SEVENTH: A. A director of the Corporation shall not be personally liable to the Corporation or its stockholders for monetary damages for any breach of fiduciary duty by such director as a director, except for liability (i) for any breach of the director's duty of loyalty to the Corporation or its stockholders, (ii) for acts or omissions not in good faith or which involve intentional misconduct or a knowing violation of law, (iii) under Section 174 of the DGCL, or (iv) for any transaction from which the director derived an improper personal benefit. If the DGCL is amended to authorize corporate action further eliminating or limiting the personal liability of directors, then the liability of a director of the Corporation shall be eliminated or limited to the fullest extent permitted by the DGCL, as so amended. Any repeal or modification of this paragraph Aby the stockholders of the Corporation shall not adversely affect any right or protection of a director of the Corporation with respect to events occurring prior to the time of such repeal or modification.

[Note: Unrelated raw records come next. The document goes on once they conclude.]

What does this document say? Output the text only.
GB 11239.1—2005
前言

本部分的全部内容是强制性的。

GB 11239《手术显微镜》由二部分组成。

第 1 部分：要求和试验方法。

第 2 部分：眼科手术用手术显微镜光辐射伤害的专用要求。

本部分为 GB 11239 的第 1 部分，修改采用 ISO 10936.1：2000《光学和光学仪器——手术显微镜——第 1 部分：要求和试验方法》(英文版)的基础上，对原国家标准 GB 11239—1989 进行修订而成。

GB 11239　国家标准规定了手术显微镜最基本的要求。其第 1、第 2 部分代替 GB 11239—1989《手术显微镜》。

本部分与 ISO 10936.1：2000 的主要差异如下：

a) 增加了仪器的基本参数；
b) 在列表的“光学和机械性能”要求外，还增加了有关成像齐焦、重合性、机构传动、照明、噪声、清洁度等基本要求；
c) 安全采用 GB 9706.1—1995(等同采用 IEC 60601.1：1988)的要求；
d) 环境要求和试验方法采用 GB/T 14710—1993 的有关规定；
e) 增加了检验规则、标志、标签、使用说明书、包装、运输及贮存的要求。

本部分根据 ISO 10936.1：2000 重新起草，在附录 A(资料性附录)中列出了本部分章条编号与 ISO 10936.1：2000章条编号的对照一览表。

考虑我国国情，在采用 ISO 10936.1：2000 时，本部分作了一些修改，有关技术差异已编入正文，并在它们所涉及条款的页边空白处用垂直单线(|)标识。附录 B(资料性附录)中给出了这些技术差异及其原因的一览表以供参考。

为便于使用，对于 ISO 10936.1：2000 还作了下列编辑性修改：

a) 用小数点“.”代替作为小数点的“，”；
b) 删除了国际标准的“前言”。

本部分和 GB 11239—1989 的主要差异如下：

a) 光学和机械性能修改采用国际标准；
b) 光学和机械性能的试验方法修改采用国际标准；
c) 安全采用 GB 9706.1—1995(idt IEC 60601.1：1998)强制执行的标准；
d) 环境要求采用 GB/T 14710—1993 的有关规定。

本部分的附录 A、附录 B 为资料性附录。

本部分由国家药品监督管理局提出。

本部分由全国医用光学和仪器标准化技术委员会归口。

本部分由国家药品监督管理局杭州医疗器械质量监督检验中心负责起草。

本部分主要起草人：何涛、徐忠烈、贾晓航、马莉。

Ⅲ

B. The Corporation, to the full extent permitted by Section 145 of the DGCL, as amended from time to time, shall indemnify all persons whom it may indemnify pursuant thereto. Expenses (including attorneys' fees) incurred by an officer or director in defending any civil, criminal, administrative, or investigative action, suit or proceeding for which such officer or director may be entitled to indemnification hereunder shall be paid by the Corporation in advance of the final disposition of such action, suit or proceeding upon receipt of an undertaking by or on behalf of such director or officer to repay such amount if it shall ultimately be determined that he is not entitled to be indemnified by the Corporation as authorized hereby.
EIGHTH: Whenever a compromise or arrangement is proposed between this Corporation and its creditors or any class of them and/or between this Corporation and its stockholders or any class of them, any court of equitable jurisdiction within the State of Delaware may, on the application in a summary way of this Corporation or of any creditor or stockholder thereof or on the application of any receiver or receivers appointed for this Corporation under Section 291 of Title 8 of the Delaware Code or on the application of trustees in dissolution or of any receiver or receivers appointed for this Corporation under Section 279 of Title 8 of the Delaware Code order a meeting of the creditors or class of creditors, and/or of the stockholders or class of stockholders of this Corporation, as the case may be, to be summoned in such manner as the said court directs. If a majority in number representing three fourths in value of the creditors or class of creditors, and/or of the stockholders or class of stockholders of this Corporation, as the case may be, agree to any compromise or arrangement and to any reorganization of this Corporation as a consequence of such compromise or arrangement, the said compromise or arrangement and the said reorganization shall, if sanctioned by the court to which the said application has been made, be binding on all the creditors or class of creditors, and/or on all the stockholders or class of stockholders, of this Corporation, as the case may be, and also on this Corporation.
IN WITNESS WHEREOF, the undersigned incorporator has executed this Certificate of Incorporation this 18th day of November, 2015.